1964, Beverly et Fix Keating organisent une fête pour le baptême de leur 2ème fille, Franny. Fix est policier à Los Angeles et nombre de ses collègues sont présents. L’une des personnes présentes n’était pourtant pas invitée : Bert Cousins, adjoint au procureur. Fuyant sa propre famille, il est venu avec une bouteille de gin chez Fix qu’il connaît à peine. Pour aller avec le gin, on se met à décrocher les oranges du jardin pour réaliser des cocktails. Bientôt, ce sont les oranges des voisins qui viennent remplir les verres. La fête bat son plein. Bert croise Beverly et tombe sous le charme. Un baiser est rapidement échangé entre eux et scellera le destin de leurs deux familles.

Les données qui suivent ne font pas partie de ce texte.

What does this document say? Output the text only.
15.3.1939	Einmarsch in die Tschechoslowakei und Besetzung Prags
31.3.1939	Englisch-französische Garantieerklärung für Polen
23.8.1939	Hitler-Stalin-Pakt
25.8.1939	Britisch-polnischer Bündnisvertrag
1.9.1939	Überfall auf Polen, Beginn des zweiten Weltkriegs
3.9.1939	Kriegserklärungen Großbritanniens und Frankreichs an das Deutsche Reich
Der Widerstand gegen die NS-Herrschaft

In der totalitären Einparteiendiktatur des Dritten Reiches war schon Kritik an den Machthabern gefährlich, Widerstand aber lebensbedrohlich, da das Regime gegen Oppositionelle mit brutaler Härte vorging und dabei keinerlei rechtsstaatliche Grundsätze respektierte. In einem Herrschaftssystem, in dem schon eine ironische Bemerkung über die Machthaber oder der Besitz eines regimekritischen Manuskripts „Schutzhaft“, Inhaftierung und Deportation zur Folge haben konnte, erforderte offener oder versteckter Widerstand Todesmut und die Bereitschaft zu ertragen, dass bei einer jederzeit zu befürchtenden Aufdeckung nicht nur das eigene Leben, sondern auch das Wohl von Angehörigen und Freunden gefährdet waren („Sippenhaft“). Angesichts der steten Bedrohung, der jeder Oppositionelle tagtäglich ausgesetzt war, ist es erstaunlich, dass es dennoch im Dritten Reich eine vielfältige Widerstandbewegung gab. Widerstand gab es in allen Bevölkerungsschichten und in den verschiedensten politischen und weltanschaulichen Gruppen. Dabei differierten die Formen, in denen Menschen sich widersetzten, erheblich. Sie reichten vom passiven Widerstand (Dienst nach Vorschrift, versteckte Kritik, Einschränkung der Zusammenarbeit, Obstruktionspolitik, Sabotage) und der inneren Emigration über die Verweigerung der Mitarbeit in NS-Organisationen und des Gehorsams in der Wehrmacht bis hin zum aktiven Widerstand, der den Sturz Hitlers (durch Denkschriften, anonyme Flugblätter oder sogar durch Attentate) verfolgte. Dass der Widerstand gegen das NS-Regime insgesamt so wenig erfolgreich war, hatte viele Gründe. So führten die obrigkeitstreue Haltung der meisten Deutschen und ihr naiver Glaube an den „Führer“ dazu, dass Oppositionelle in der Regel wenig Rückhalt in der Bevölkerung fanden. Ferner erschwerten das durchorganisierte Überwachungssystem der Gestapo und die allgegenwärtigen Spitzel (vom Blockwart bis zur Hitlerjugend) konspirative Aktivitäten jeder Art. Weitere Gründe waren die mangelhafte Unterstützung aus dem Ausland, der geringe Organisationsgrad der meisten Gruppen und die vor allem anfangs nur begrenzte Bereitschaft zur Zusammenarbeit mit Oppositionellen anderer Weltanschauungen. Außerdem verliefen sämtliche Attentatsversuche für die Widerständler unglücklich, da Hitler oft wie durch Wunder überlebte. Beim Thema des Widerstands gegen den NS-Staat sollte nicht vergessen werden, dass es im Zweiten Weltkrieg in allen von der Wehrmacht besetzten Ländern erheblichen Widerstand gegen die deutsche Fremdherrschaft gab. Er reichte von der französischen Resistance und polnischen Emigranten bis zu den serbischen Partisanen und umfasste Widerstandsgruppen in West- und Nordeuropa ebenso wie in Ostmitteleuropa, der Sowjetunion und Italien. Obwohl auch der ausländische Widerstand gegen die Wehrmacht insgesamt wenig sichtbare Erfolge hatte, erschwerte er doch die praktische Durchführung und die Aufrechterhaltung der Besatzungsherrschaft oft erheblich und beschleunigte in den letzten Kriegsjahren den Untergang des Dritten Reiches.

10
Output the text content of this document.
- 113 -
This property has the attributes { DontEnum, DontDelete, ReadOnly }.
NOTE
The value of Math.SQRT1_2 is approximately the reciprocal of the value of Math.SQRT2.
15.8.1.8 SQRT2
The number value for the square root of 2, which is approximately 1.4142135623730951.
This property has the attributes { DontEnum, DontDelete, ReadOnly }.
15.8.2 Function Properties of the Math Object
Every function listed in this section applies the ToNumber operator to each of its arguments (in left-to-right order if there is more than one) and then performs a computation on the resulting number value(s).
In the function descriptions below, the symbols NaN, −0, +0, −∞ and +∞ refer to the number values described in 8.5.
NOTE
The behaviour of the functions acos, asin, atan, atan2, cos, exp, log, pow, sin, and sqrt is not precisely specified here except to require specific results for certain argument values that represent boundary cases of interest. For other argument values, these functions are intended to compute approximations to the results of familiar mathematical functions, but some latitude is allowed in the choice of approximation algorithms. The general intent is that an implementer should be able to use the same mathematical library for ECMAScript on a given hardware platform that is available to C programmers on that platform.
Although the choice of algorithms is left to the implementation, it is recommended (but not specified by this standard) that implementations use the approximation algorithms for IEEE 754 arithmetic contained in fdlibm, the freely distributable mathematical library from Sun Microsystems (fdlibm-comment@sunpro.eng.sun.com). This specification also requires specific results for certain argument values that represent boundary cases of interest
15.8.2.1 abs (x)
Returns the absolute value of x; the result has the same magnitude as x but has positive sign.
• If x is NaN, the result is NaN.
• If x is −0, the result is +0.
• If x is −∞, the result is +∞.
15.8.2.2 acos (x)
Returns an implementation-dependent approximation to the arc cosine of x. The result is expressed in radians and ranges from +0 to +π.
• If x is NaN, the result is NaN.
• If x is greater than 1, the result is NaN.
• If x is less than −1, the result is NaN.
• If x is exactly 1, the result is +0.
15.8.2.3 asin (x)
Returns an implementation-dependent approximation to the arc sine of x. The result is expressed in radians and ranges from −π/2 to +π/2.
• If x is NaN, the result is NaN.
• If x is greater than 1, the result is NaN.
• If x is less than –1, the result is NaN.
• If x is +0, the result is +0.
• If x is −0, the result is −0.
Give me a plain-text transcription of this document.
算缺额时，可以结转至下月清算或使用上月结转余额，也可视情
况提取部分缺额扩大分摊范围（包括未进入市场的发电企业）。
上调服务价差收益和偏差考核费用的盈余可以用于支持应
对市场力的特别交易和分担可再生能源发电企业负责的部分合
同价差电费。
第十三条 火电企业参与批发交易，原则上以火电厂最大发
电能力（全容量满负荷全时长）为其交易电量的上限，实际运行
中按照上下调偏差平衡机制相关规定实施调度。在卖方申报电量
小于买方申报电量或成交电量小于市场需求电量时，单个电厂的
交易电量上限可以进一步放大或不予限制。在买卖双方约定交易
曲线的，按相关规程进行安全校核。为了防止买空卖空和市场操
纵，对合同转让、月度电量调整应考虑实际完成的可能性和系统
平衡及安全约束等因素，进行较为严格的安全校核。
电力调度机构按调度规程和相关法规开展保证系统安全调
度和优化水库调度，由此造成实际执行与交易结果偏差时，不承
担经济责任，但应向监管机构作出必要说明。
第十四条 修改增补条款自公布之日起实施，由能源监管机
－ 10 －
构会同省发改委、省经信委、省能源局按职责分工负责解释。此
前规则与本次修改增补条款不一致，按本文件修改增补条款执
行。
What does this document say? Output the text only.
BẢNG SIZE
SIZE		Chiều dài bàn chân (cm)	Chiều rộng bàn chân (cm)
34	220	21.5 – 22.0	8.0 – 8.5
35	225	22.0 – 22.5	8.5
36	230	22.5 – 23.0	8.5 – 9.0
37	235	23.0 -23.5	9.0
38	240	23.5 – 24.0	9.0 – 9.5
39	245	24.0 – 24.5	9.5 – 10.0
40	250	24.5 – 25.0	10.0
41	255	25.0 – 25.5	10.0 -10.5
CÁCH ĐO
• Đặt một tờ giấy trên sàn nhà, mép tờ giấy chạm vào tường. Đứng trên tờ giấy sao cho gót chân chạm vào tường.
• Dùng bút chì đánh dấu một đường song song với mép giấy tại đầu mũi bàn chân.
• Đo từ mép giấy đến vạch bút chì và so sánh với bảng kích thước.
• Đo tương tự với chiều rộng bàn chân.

« Orange amère » est une chronique familiale sur une cinquantaine d’années entre la Californie et la Virginie. Après la splendide scène d’ouverture où Bert et Beverly se rencontrent, on s’attend à découvrir au chapitre suivant la suite de leur histoire d’amour. Mais Ann Patchett a l’intelligence de déjouer les attentes de ses lecteurs. L’histoire des familles Cousins et Keating va se faire par ellipses et par flash-backs. On découvre par petits bouts ce qui s’est déroulé, le lecteur remet en place les différentes pièces du puzzle au fur et à mesure de sa lecture : les trahisons, les drames, l’éducation des enfants, l’éloignement, la culpabilité des parents face au divorce. Ann Patchett réalise également une mise en abîme de son roman par l’intermédiaire de Leo Posen, un écrivain à succès qui rencontre Franny et partage sa vie durant quelques années. L’histoire de Franny fera l’objet d’un livre intitulé « Orange amère », puis d’un film. L’intrigue d’Ann Patchett se déploie de manière fragmentée, selon différents modes narratifs mais elle reste parfaitement fluide pour le lecteur.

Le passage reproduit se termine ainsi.